What does Postmodern mean for Brighton?

I mentioned in a previous blog that Brighton is a postmodern city. I have been asked what I meant by the concept. I might even go as far as to say that Brighton is possibly the capital of postmodern cities in the UK.

There is not always total agreement about what the concept postmodern means. From my reading of contemporary French philosophy,  the concept postmodern seems to include a rejection of the past and preoccupation with the present. A postmodern society has lost interest in the influential narratives of the past century, especially political and religious narratives. Socialism, democracy, religions, especially Christianity, nation state, culture and nature belong to the modern world. A postmodern society ignores, distrusts or rejects any kind of ideology or solidarity behind a grand idea, a theory, an “ism” of any kind.

In the postmodern world, people, especially the young, avoid party politics and non-party politics. History is of little or no consequence, nor the welfare of the next generation. The family is held at a distance – the phone call and the occasional visit. Values include perpetual health and private space. Short mobile phone text messages become a major form of communication, magazines replace literature, computer graphics becomes a major art form. Money for pleasure, success in the bedroom, rejection of the wisdom of the elders and dismissal of anything transcendent feature in the postmodern world.

The shift from modernity to postmodernity is obviously not black and white. Features of the postmodern were already in modernity and modernity is still going in the postmodern but the postmodern expands rapidly year by year. Witness Brighton in the past decade.

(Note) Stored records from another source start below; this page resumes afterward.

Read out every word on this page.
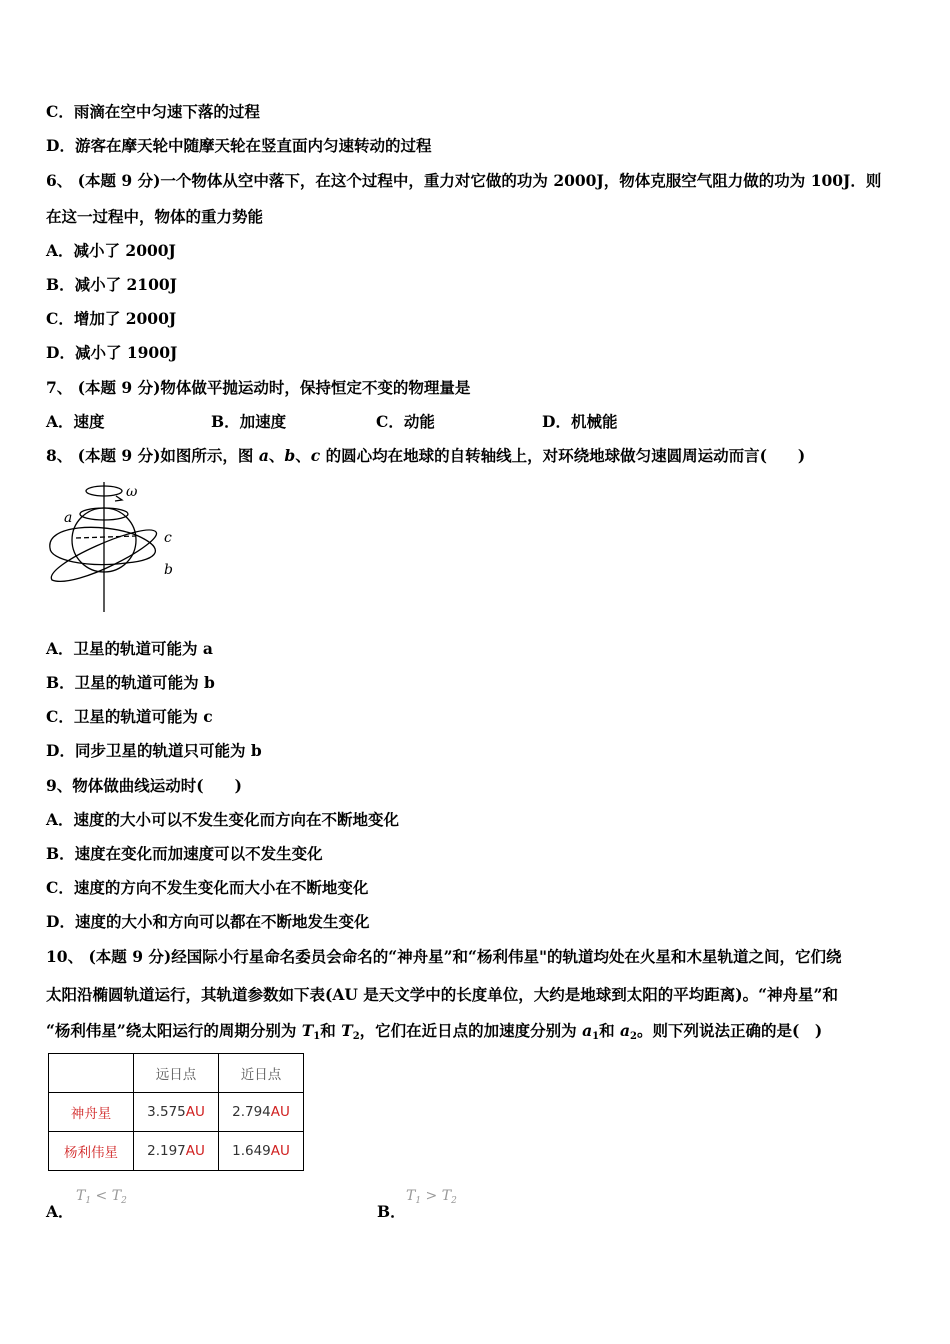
C．雨滴在空中匀速下落的过程
D．游客在摩天轮中随摩天轮在竖直面内匀速转动的过程
6、 (本题 9 分)一个物体从空中落下，在这个过程中，重力对它做的功为 2000J，物体克服空气阻力做的功为 100J．则
在这一过程中，物体的重力势能
A．减小了 2000J
B．减小了 2100J
C．增加了 2000J
D．减小了 1900J
7、 (本题 9 分)物体做平抛运动时，保持恒定不变的物理量是
A．速度	B．加速度	C．动能	D．机械能
8、 (本题 9 分)如图所示，图 a、b、c 的圆心均在地球的自转轴线上，对环绕地球做匀速圆周运动而言(　　)
ω
a
c
b
A．卫星的轨道可能为 a
B．卫星的轨道可能为 b
C．卫星的轨道可能为 c
D．同步卫星的轨道只可能为 b
9、物体做曲线运动时(　　)
A．速度的大小可以不发生变化而方向在不断地变化
B．速度在变化而加速度可以不发生变化
C．速度的方向不发生变化而大小在不断地变化
D．速度的大小和方向可以都在不断地发生变化
10、 (本题 9 分)经国际小行星命名委员会命名的“神舟星”和“杨利伟星"的轨道均处在火星和木星轨道之间，它们绕
太阳沿椭圆轨道运行，其轨道参数如下表(AU 是天文学中的长度单位，大约是地球到太阳的平均距离)。“神舟星”和
“杨利伟星”绕太阳运行的周期分别为 $T_1$和 $T_2$，它们在近日点的加速度分别为 $a_1$和 $a_2$。则下列说法正确的是(　)
	远日点	近日点
神舟星	3.575AU	2.794AU
杨利伟星	2.197AU	1.649AU
A．
$T_1 < T_2$
B．
$T_1 > T_2$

The postmodern subject finds himself or herself not really happy. Despite having fun with others, the subject cannot see himself or herself as he or she really desires to be. There is a virtue in letting go of the painful major narratives that have haunted modernity but there is still the dissatisfied  narrative of the postmodern self.

For the postmodern subject, what matters relates to oneself. Postmodern subject thinks primarily in terms of self-interest. Organic food is bought because it is better for me. To the credit of dharma friends and others, some grow their own vegetables on allotments while others shop for organic food to protect the earth from pesticides and chemicals, as well as eat well. The postmodern attends a session with a yoga teacher, psychotherapist, masseur or weekly meditation class because it makes her or him feel better for a while about themselves.  The postmodern world has marginalised the narratives of these precious traditions  and replaced them with the desire for personal satisfaction and autonomy while pursuing attention from others in various ways. As elsewhere, these desires seem common  among numerous Brighton’s tenants – based on listening to numerous personal narratives on my twice a year visits or more to teach in Brighton in the past 12 years. Superficially, dharma contains elements of the modern and postmodern. Going deeper, dharma is free from both.

Brighton, a truly international area,  is a city hugging a stony beach with countless numbers of individuals worldwide perhaps living isolated lives while seeking friendships or a deep relationship. She or he may be looking for   someone better for their lives. Why does the grass seem greener on the other side of the fence? There is no depth of lasting happiness, nor deep contentment in all this. Fortunately, there are exceptions all over the city. There are caring and trustworthy people, inside and outside of the dharma world,  who would not risk causing another worry or suffering through their actions. They live with integrity and in a very caring way in their commitments. Such people are very dedicated in their personal and working lives.

There is an insensitivity in the modern/postmodern way of life since it ignores the culture of wisdom and replaces it with the self in the foreground of interest. Listening to our feelings has often become the postmodern language of the self indifferent to another.  If somebody says to you, I’m listening to my feelings, it may mean he or she ignores the feelings of somebody else who is close. The Buddha wisely gave much emphasis to respect for the feelings of another.  Listening to my feelings has replaced purity of heart  – a profound value that is neither modern nor postmodern.

The modern world and the postmodern world seem very unfulfilling.